As a photographer, gear and equipment is often very expensive. If you are hesitant to invest in pricey equipment, consider using DIY hacks to create your own gear. Obviously, low-budget DIY gear will not always be the highest quality, but it can be a great way to experiment with different equipment or even different styles of photography before investing in full price equipment. Especially when you are starting out and want experience with certain gear, try out a few of these hacks to help improve your photography.

DIY Reflector

When I first started taking pictures, I didn’t have a reflector to bounce light on a subject.  Instead of buying one, I used a piece of cardboard wrapped in tin foil as a makeshift substitute.  As long as you tape it at the corners to avoid the tin foil shifting on the cardboard, this trick is very effective for reflecting light, especially for portrait photography.  

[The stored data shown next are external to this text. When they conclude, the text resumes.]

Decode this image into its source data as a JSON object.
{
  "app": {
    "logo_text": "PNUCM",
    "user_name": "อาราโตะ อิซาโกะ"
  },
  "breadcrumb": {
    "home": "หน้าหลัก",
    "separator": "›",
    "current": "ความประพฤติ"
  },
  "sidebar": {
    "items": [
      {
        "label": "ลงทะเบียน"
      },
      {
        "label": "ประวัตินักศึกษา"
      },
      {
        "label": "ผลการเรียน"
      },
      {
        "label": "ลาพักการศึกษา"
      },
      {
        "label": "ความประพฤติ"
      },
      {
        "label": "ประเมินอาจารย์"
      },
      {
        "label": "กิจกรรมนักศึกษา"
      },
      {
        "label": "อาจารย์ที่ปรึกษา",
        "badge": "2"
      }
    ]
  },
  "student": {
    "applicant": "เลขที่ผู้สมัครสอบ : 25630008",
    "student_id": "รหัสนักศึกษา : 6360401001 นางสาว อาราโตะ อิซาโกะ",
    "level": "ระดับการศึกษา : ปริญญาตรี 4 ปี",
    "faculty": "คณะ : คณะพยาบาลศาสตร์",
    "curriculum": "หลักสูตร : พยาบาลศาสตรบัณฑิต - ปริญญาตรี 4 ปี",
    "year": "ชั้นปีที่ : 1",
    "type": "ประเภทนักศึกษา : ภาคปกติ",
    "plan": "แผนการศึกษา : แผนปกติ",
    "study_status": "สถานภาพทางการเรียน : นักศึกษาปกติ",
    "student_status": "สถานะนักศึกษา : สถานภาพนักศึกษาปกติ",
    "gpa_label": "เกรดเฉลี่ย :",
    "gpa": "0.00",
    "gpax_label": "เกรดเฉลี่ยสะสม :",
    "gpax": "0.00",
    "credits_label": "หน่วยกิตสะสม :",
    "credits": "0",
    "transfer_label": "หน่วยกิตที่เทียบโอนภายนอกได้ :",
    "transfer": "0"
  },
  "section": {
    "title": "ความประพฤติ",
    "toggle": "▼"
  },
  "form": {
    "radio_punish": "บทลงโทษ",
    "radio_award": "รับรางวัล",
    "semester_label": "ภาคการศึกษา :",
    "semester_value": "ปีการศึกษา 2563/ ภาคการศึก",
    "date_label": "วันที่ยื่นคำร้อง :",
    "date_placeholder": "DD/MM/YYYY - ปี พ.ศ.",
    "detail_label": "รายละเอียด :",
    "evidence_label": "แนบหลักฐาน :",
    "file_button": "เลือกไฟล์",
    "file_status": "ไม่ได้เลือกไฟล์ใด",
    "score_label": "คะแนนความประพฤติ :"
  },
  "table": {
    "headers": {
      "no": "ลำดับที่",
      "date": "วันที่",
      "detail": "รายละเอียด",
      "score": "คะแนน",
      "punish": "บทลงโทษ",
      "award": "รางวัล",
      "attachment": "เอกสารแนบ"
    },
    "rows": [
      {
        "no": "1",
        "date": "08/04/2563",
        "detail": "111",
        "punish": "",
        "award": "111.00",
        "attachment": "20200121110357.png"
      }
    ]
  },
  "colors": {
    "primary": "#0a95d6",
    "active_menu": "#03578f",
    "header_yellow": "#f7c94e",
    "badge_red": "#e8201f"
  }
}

Another great way to make reflectors is by using insulation board with reflective backing.  These are usually available at home improvement stores and are a cheaper option than buying reflectors.  

Soft Focus

I enjoy taking photography with a soft focus effect, but have never bought a soft focus filter.  There are several other ways which can help you achieve a soft focus effect in your photographs. One way is to use plastic fastened around your lens.  I cut an “X” in the middle of the plastic and use a rubber band to secure the plastic in place.  By allowing the edges of the plastic to partially drape over the lens, you can create a nice soft effect.  

Another way is to use uncut plastic pulled tightly across the lens and secured with a rubber band.  You would then smear vaseline slightly around the edges to enhance the effect.  I have never tried this for fear of getting vaseline on my lens, but I have seen others use it and it creates a more dramatic soft effect.  

You can also use burlap, cheese cloth, bubble wrap, or silk scarves to drape around the lens.  Try out a few to see which one creates the effect you like the most.  


When taking pictures with backdrops, I have to get creative.  I usually use a white or colored sheet as my backdrop and tall furniture and clamps to secure it into place.  Curtain rods have also been a very effective way to hold up my backdrop.  If the sheet has trouble staying in place, placing something heavy at the bottom corners should help it stay put.  While sheets are not the most effective backdrop, they can be a great way to start experimenting with backdrops and different colors.  I’ve especially found these DIY backdrops useful in creating dramatic black and white portrait photography.  

Camera Flash

Have you ever used the pop up flash on your camera and cringed at the harsh unflattering highlights?  Try out this little trick to diffuse the light from your pop up flash.  If you have a white business card in your wallet, all you need to do is place it in front of the flash and immediately, it bounces and diffuses the light from the flash to create a much more flattering effect.  If the card doesn’t stay in place, you may need to hold it and experiment with different angles to get the best effect.  I usually try to keep the card at 45 degrees.  

These are the only DIY hacks I have personally tried, but a quick Google search will offer a tremendous amount of photography equipment hacks for you to try out!  Some of them are fairly easy and you may already have the supplies needed.  Some are definitely more advanced and take time to assemble. However, whichever DIY hacks you decide to try, it can be a great way to save you money and allow you to experiment with different types of photography gear!